Re: [PATCH 2/5] swap: fix do_swap_page() race with swapoff

Miaohe Lin <linmiaohe@xxxxxxxxxx> · Wed, 14 Apr 2021 11:27:21 +0800

On 2021/4/14 11:07, Huang, Ying wrote:
> Miaohe Lin <linmiaohe@xxxxxxxxxx> writes:
> 
>> On 2021/4/13 9:27, Huang, Ying wrote:
>>> Miaohe Lin <linmiaohe@xxxxxxxxxx> writes:
>>>
>>>> When I was investigating the swap code, I found the below possible race
>>>> window:
>>>>
>>>> CPU 1					CPU 2
>>>> -----					-----
>>>> do_swap_page
>>>>   synchronous swap_readpage
>>>>     alloc_page_vma
>>>> 					swapoff
>>>> 					  release swap_file, bdev, or ...
>>>>       swap_readpage
>>>> 	check sis->flags is ok
>>>> 	  access swap_file, bdev...[oops!]
>>>> 					    si->flags = 0
>>>>
>>>> Using current get/put_swap_device() to guard against concurrent swapoff for
>>>> swap_readpage() looks terrible because swap_readpage() may take really long
>>>> time.
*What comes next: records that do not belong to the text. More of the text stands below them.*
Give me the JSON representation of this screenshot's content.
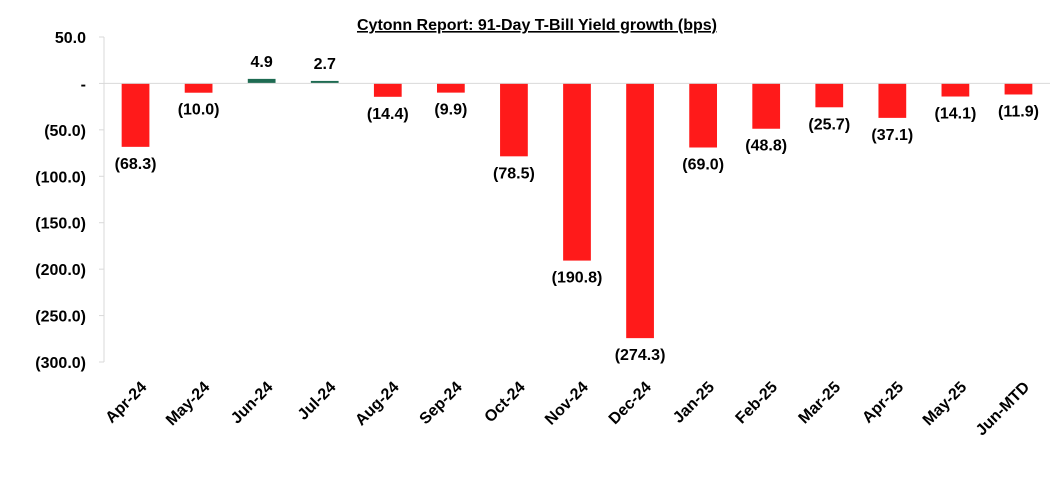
{
  "chart_data": {
    "type": "bar",
    "title": "Cytonn Report:  91-Day T-Bill Yield growth (bps)",
    "xlabel": "",
    "ylabel": "",
    "ylim": [
      -300,
      50
    ],
    "y_ticks": [
      {
        "value": 50,
        "label": "50.0"
      },
      {
        "value": 0,
        "label": "-"
      },
      {
        "value": -50,
        "label": "(50.0)"
      },
      {
        "value": -100,
        "label": "(100.0)"
      },
      {
        "value": -150,
        "label": "(150.0)"
      },
      {
        "value": -200,
        "label": "(200.0)"
      },
      {
        "value": -250,
        "label": "(250.0)"
      },
      {
        "value": -300,
        "label": "(300.0)"
      }
    ],
    "categories": [
      "Apr-24",
      "May-24",
      "Jun-24",
      "Jul-24",
      "Aug-24",
      "Sep-24",
      "Oct-24",
      "Nov-24",
      "Dec-24",
      "Jan-25",
      "Feb-25",
      "Mar-25",
      "Apr-25",
      "May-25",
      "Jun-MTD"
    ],
    "values": [
      -68.3,
      -10.0,
      4.9,
      2.7,
      -14.4,
      -9.9,
      -78.5,
      -190.8,
      -274.3,
      -69.0,
      -48.8,
      -25.7,
      -37.1,
      -14.1,
      -11.9
    ],
    "data_labels": [
      "(68.3)",
      "(10.0)",
      "4.9",
      "2.7",
      "(14.4)",
      "(9.9)",
      "(78.5)",
      "(190.8)",
      "(274.3)",
      "(69.0)",
      "(48.8)",
      "(25.7)",
      "(37.1)",
      "(14.1)",
      "(11.9)"
    ],
    "colors": {
      "positive": "#1e6b52",
      "negative": "#ff1a1a",
      "axis": "#d9d9d9"
    },
    "grid": false,
    "legend": "none"
  }
}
And this race may not be really pernicious because swapoff is usually
>>>> done when system shutdown only. To reduce the performance overhead on the
>>>> hot-path as much as possible, it appears we can use the percpu_ref to close
>>>> this race window(as suggested by Huang, Ying).
>>>>
>>>> Fixes: 235b62176712 ("mm/swap: add cluster lock")
>>>
>>> This isn't the commit that introduces the race.  You can use `git blame`
>>> find out the correct commit.  For this it's commit 0bcac06f27d7 "mm,
>>> swap: skip swapcache for swapin of synchronous device".
>>>
>>
>> Sorry about it! What I refer to is commit eb085574a752 ("mm, swap: fix race between
>> swapoff and some swap operations"). And I think this commit does not fix the race
>> condition completely, so I reuse the Fixes tag inside it.
>>
>>> And I suggest to merge 1/5 and 2/5 to make it easy to get the full
>>> picture.
>>>
>>>> Signed-off-by: Miaohe Lin <linmiaohe@xxxxxxxxxx>
>>>> ---
>>>>  include/linux/swap.h |  2 +-
>>>>  mm/memory.c          | 10 ++++++++++
>>>>  mm/swapfile.c        | 28 +++++++++++-----------------
>>>>  3 files changed, 22 insertions(+), 18 deletions(-)
>>>>
>>>> diff --git a/include/linux/swap.h b/include/linux/swap.h
>>>> index 849ba5265c11..9066addb57fd 100644
>>>> --- a/include/linux/swap.h
>>>> +++ b/include/linux/swap.h
>>>> @@ -513,7 +513,7 @@ sector_t swap_page_sector(struct page *page);
>>>>  
>>>>  static inline void put_swap_device(struct swap_info_struct *si)
>>>>  {
>>>> -	rcu_read_unlock();
>>>> +	percpu_ref_put(&si->users);
>>>>  }
>>>>  
>>>>  #else /* CONFIG_SWAP */
>>>> diff --git a/mm/memory.c b/mm/memory.c
>>>> index cc71a445c76c..8543c47b955c 100644
>>>> --- a/mm/memory.c
>>>> +++ b/mm/memory.c
>>>> @@ -3311,6 +3311,7 @@ vm_fault_t do_swap_page(struct vm_fault *vmf)
>>>>  {
>>>>  	struct vm_area_struct *vma = vmf->vma;
>>>>  	struct page *page = NULL, *swapcache;
>>>> +	struct swap_info_struct *si = NULL;
>>>>  	swp_entry_t entry;
>>>>  	pte_t pte;
>>>>  	int locked;
>>>> @@ -3339,6 +3340,11 @@ vm_fault_t do_swap_page(struct vm_fault *vmf)
>>>>  	}
>>>>  
>>>>
>>>
>>> I suggest to add comments here as follows (words copy from Matthew Wilcox)
>>>
>>> 	/* Prevent swapoff from happening to us */
>>
>> Ok.
>>
>>>
>>>> +	si = get_swap_device(entry);
>>>> +	/* In case we raced with swapoff. */
>>>> +	if (unlikely(!si))
>>>> +		goto out;
>>>> +
>>>
>>> Because we wrap the whole do_swap_page() with get/put_swap_device()
>>> now.  We can remove several get/put_swap_device() for function called by
>>> do_swap_page().  That can be another optimization patch.
>>
>> I tried to remove several get/put_swap_device() for function called
>> by do_swap_page() only before I send this series. But it seems they have
>> other callers without proper get/put_swap_device().
> 
> Then we need to revise these callers instead.  Anyway, can be another
> series.

Yes. can be another series.
Thanks.

> 
> Best Regards,
> Huang, Ying
> 
> .
>